Wednesday, October 19, 2005

I'm seriously considering dying my hair gray and changing my name to Sandy Goodnight. People will think I'm in my 70s. The story will go that I've been working as curator in a small town museum in the middle of North Dakota or Manitoba for the last 20 years. Before that I worked as a mule skinner for the U.S. Forest Service in Oregon. I've been married twice (to the same woman). Her name was Belva, and she died in 1984. I have one son--Larval--to whom I no longer speak. I live a peaceful life and fish a lot. BUT! One day I decide to record a rap album. . . . The indie rock critics love it for its novelty, but then the kids in The Bronx and Brooklyn realize that I'm the greatest old man white rapper they've ever heard and start taking pilgrimmages on Amtrak out to see me.

Then a civil war erupts for some reason, and I get my fair share of battle scars. Then I discover the cure for the Bird Flu and get married to a 44-year-old Guatemalan ex-prostitute named Marvel. I die in her arms after a painful arm wrestling match with Cowboy Troy.

Eight months later Marvel gives birth to a deformed daughter whom three U.S. Senators claim has extra-sensory powers.

3 comments:

Anonymous said...

Holy shit!!! I AM THAT EX-PROSTITUTE, gUATEMALAN MARVEL!! But right now, i'm still in my mango mama body...I'll see you in the sleepside tonight, Funkadoman....love, elise

Anonymous said...

Sandman,

I work with your Ma, recently met your Pa for the first time a few weeks ago, and, like the bass-ackwards monkey fart that I am, missed the chance of meeting and listening to your show in Polson.

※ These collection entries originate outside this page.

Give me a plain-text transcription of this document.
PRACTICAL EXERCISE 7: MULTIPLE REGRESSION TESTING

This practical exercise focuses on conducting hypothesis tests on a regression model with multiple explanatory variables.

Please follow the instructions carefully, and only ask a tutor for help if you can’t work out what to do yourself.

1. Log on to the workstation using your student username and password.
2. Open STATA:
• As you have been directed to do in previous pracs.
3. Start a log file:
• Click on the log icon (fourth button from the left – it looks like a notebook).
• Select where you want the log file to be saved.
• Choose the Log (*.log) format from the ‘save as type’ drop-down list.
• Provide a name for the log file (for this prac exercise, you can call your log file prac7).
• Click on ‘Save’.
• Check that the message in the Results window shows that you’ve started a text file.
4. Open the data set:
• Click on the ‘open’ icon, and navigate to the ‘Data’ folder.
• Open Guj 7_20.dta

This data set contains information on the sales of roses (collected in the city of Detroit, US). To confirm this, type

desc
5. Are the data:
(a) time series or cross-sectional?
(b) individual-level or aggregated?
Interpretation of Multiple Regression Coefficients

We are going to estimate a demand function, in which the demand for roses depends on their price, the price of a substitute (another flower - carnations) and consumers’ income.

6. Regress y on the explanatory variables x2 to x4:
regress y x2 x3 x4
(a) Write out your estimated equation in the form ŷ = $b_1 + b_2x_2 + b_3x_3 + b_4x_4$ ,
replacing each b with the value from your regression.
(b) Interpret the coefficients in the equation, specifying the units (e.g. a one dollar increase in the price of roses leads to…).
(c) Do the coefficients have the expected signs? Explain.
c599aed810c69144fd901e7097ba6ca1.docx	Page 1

I have been downloading your tunes and checking them out. I like them so damned much that I cannot type a single word about them here. I am afraid that I will bubble over with an effervesence so complete that it will undo me. Just trust me, I dig the grooves deeply.

Here are the mysterious coinky-dinks that connect us:

1. You are pals with Mike "Earl" Craig. I knew Mike in many of his manifestations: Wood Ibis, Ramirez, etc. and still think of him as one of the best poets I have had the good fortune to hang out with on this planet. I have found some of Senor Wood Ibis Ramirez' writings in literary journals and now admire him from afar. The next time you see him tell him Rhino Benedetti greets him from afar. Is it Earl Ramirez that has the blind border collie named Vinnie? Tell him I have a son named Vinnie (Vincenzo, Vince, Vincent, Vin) who is neither blind nor a border collie, but still . . .

2. The first student I met at SKC (who also happens to have taken over my first job as Digital Arts and Design instructor) was one of your pals and prom dates: Leslie Camel.

3. As I mentioned before, I work with your Mom, a woman so wise, kind, and effective, I am certain I have added years to my life simply by knowing her.

4. Your eclectic musical influences are eerily like my own. I have yet to utter this same statement to anyone else on the planet. Grandmaster Melle Mel, 3rd Bass, Dylan, Marley, Zeppelin, Run-DMC, Ice-T – crazy, Holmes. I was most blown away that anyone but my bro and I remembered 3rd Bass. Everyone digs the Beasties, but who has heard of 3rd Bass? "My name is Pete Nice you want my autograph?"

If you also tell me, Sandman, that when you are in Rockin' Rudy's you have trouble deciding between Public Enemy, Tom Waits, the Meat Puppets, Ween, Stevie Wonder, Hank Williams III, and the Kills,
I will shudder with synchronicity.


Mo Later.

In reverence and coincidence,

Rhino B. Ugly (musical amanuensis for ROOG)

Chris Sand said...

dang, rhino! we'll have to hang out and swap stories next time i'm in the valley. thanks for the comment.

p.s. hi to leslie for me if you see her (even tho' she ditched me at the prom to make out w/ tony stasso in his black camaro.)